Com o desemprego abaixo dos quatro por cento, o debate da campanha girou em torno da escassez de habitação, das falhas do sistema de saúde e do crescente ressentimento pelo fosso cada vez mais profundo entre ricos e pobres numa sociedade tradicionalmente igualitária.
Virtualmente todos os candidatos prometem lidar com a escassez de habitação e subir do salário mínimo.
A imigração é um problema para os Países Baixos desde há 20 anos e a discussão quanto à necessidade de restringir o número de requerentes de asilo e os trabalhadores migrantes está também ao rubro.

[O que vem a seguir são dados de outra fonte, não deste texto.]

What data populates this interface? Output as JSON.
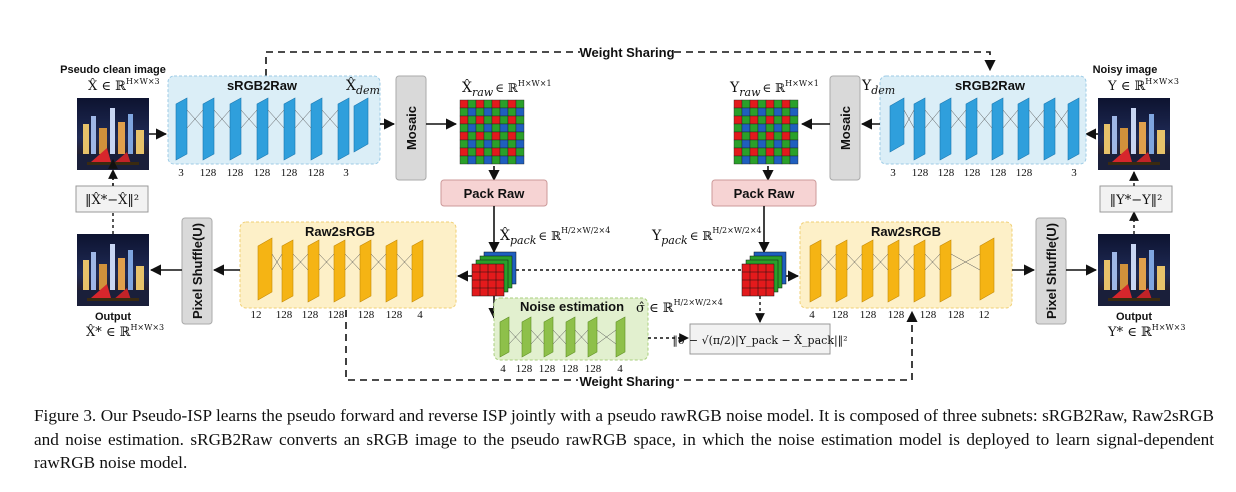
{
  "labels": {
    "pseudo_clean_image": "Pseudo clean image",
    "noisy_image": "Noisy image",
    "output": "Output",
    "weight_sharing": "Weight Sharing",
    "srgb2raw": "sRGB2Raw",
    "raw2srgb": "Raw2sRGB",
    "mosaic": "Mosaic",
    "pack_raw": "Pack Raw",
    "pixel_shuffle": "Pixel Shuffle(U)",
    "noise_estimation": "Noise estimation"
  },
  "math": {
    "x_hat": "X̂ ∈ ℝ",
    "x_hat_sup": "H×W×3",
    "y_in": "Y ∈ ℝ",
    "y_in_sup": "H×W×3",
    "x_dem": "X̂",
    "x_dem_sub": "dem",
    "y_dem": "Y",
    "y_dem_sub": "dem",
    "x_raw": "X̂",
    "x_raw_sub": "raw",
    "x_raw_set": "∈ ℝ",
    "x_raw_sup": "H×W×1",
    "y_raw": "Y",
    "y_raw_sub": "raw",
    "y_raw_set": "∈ ℝ",
    "y_raw_sup": "H×W×1",
    "x_pack": "X̂",
    "x_pack_sub": "pack",
    "x_pack_set": "∈ ℝ",
    "x_pack_sup": "H/2×W/2×4",
    "y_pack": "Y",
    "y_pack_sub": "pack",
    "y_pack_set": "∈ ℝ",
    "y_pack_sup": "H/2×W/2×4",
    "sigma": "σ̂ ∈ ℝ",
    "sigma_sup": "H/2×W/2×4",
    "x_star": "X̂* ∈ ℝ",
    "x_star_sup": "H×W×3",
    "y_star": "Y* ∈ ℝ",
    "y_star_sup": "H×W×3",
    "loss_left": "‖X̂*−X̂‖²",
    "loss_right": "‖Y*−Y‖²",
    "loss_noise": "‖σ̂ − √(π/2)|Y_pack − X̂_pack|‖²"
  },
  "channels": {
    "srgb2raw_left": [
      "3",
      "128",
      "128",
      "128",
      "128",
      "128",
      "3"
    ],
    "srgb2raw_right": [
      "3",
      "128",
      "128",
      "128",
      "128",
      "128",
      "3"
    ],
    "raw2srgb_left": [
      "12",
      "128",
      "128",
      "128",
      "128",
      "128",
      "4"
    ],
    "raw2srgb_right": [
      "4",
      "128",
      "128",
      "128",
      "128",
      "128",
      "12"
    ],
    "noise": [
      "4",
      "128",
      "128",
      "128",
      "128",
      "4"
    ]
  },
  "caption": "Figure 3. Our Pseudo-ISP learns the pseudo forward and reverse ISP jointly with a pseudo rawRGB noise model. It is composed of three subnets: sRGB2Raw, Raw2sRGB and noise estimation. sRGB2Raw converts an sRGB image to the pseudo rawRGB space, in which the noise estimation model is deployed to learn signal-dependent rawRGB noise model.",
  "colors": {
    "srgb2raw_box": "#dbeef7",
    "srgb2raw_layer": "#2f9fdc",
    "raw2srgb_box": "#fdf0c8",
    "raw2srgb_layer": "#f5b414",
    "noise_box": "#e2f0cf",
    "noise_layer": "#8ec04a",
    "gray_box": "#d9d9d9",
    "pack_raw_box": "#f6d3d3"
  }
}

Outros eleitores demonstram maior preocupação com o ambiente e defendem uma aceleração dos investimentos em infraestruturas verdes e o fim de subsídios que beneficiam empresas de combustíveis fósseis.
Para vários analistas, uma coligação mais centrista deverá continuar o programa de energias renováveis em curso, especificamente as quintas de vento do Mar do Norte, proibir furos de gás natural, prosseguir planos para diminuir o número de cabeças de gado e aumentar a despesa pública, incluindo o aumento do salário mínimo.
Uma coligação mais à direita poderia aprovar a construção de novas centrais nucleares e novas estratégias para restringir a imigração, ajustando ainda os planos de redução de gado e do uso de fertilizantes, que têm provocado a ira dos agricultores.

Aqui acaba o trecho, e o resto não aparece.